Lewis Milestone’s 1930 classic All Quiet on the Western Front was a revolutionary movie, both from a cinematic point of view, and for its anti-war subject matter, so it’s no small feat for Netflix’s take on the story to have apparently lived up to its predecessor, according to the first wave of reviews.
Directed by Edward Berger, All Quiet On The Western Front is the first German adaptation of the Erich Maria Remarque novel Im Westen nichts Neues, which depicts the gruesome reality of German soldiers in World War I. It shows the side of the loser, not by demonizing the opposition, but by exposing war’s arbitrary and frivolous nature.
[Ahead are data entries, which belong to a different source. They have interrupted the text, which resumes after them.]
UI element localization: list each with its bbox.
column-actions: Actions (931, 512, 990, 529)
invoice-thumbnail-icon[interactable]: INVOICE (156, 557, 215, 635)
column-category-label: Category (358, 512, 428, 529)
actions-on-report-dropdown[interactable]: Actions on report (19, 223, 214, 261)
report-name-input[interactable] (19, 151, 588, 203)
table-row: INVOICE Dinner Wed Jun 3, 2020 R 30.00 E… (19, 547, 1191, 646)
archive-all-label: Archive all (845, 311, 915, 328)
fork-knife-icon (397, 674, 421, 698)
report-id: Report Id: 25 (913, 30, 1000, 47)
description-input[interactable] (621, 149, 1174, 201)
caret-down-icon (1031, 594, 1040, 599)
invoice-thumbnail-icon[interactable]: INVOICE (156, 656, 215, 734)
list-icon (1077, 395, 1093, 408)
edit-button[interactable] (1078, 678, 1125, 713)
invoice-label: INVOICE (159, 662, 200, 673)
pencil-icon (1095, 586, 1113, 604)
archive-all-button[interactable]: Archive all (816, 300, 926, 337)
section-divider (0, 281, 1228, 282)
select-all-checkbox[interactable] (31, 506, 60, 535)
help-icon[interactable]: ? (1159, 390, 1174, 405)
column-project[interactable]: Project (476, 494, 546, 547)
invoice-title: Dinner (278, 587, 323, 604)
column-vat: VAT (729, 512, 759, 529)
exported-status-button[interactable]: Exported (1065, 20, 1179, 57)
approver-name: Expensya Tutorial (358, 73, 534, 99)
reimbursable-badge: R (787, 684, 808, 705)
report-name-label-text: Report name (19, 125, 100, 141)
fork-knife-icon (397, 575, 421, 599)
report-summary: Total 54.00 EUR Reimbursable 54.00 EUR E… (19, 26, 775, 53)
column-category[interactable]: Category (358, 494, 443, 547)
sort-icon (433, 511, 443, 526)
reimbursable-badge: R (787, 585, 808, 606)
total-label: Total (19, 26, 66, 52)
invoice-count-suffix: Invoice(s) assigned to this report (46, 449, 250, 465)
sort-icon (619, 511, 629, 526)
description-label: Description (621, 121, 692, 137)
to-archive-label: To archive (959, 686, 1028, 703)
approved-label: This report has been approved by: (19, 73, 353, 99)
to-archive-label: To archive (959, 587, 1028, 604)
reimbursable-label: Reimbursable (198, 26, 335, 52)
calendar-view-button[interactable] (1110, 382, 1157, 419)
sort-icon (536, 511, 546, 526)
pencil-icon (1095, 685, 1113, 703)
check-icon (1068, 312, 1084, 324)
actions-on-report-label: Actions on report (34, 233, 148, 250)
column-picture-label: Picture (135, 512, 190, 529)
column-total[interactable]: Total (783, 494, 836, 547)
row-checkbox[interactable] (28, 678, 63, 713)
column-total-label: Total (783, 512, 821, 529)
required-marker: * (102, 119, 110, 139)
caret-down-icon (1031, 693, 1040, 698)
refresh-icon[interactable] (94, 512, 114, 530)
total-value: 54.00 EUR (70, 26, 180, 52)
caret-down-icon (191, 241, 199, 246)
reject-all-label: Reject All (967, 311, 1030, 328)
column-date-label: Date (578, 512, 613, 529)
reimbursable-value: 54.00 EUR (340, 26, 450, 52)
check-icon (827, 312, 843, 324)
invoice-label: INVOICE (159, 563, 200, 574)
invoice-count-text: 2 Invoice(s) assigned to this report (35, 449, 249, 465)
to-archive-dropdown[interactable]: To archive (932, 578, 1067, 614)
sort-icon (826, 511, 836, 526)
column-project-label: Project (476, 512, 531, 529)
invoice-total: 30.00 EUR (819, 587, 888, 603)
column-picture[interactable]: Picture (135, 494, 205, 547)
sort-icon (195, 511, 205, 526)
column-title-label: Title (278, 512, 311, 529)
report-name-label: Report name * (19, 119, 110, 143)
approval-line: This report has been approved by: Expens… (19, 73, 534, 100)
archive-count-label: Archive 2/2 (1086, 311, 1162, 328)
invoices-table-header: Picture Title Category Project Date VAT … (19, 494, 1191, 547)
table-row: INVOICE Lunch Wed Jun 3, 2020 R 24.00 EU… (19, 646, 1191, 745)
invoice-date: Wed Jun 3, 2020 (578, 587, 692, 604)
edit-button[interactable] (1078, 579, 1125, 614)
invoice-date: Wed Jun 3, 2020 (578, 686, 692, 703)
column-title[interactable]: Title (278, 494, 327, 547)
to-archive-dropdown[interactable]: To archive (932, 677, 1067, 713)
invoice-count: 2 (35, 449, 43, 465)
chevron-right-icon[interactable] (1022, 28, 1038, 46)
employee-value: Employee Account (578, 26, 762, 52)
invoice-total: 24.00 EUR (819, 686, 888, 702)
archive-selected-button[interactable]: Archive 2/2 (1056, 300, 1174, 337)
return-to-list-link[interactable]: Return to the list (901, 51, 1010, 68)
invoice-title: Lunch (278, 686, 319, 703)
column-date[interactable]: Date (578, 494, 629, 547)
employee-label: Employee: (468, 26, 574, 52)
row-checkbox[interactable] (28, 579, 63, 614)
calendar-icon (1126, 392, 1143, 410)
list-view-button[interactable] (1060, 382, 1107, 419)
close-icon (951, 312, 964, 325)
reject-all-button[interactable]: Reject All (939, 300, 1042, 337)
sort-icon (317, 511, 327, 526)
With only a few privileged enough to catch the first screening of the movie (which has already been selected as Germany’s submission for the Oscars) at the Toronto Film Festival on Monday, the first few assessments are starting to roll in and they’re very optimistic.
The Wrap’s Steve Pond calls the film “visually spectacular, but by turns infuriating and heartbreaking,” while Pete Hammond for Deadline compliments Berger and his co-writers for taking on the mammoth task of remaking such a lauded classic. According to Marya E. Gates of The Playlist, “Berger and his crew have crafted a faithful and heart-wrenching adaptation that fully realizes the novel’s trenchant anti-war themes.”
Screen Daily’s Fionnuala Halligan emphasizes the movie’s lack of gimmicks in comparison to “a one-shot chase film like Sam Mendes’ 1917, a romanticised Joyeux Noel or the cruel life story of a War Horse,” with the critic praising All Quiet for being “straightforward and direct.”
It seems to be pretty much unanimous that All Quiet On The Western Front is a visual triumph, with harrowing sequences that effectively deliver a message that is as relevant as ever at a time where war is once again waging in Europe.
All Quiet on the Western Front comes to Netflix on Oct. 28.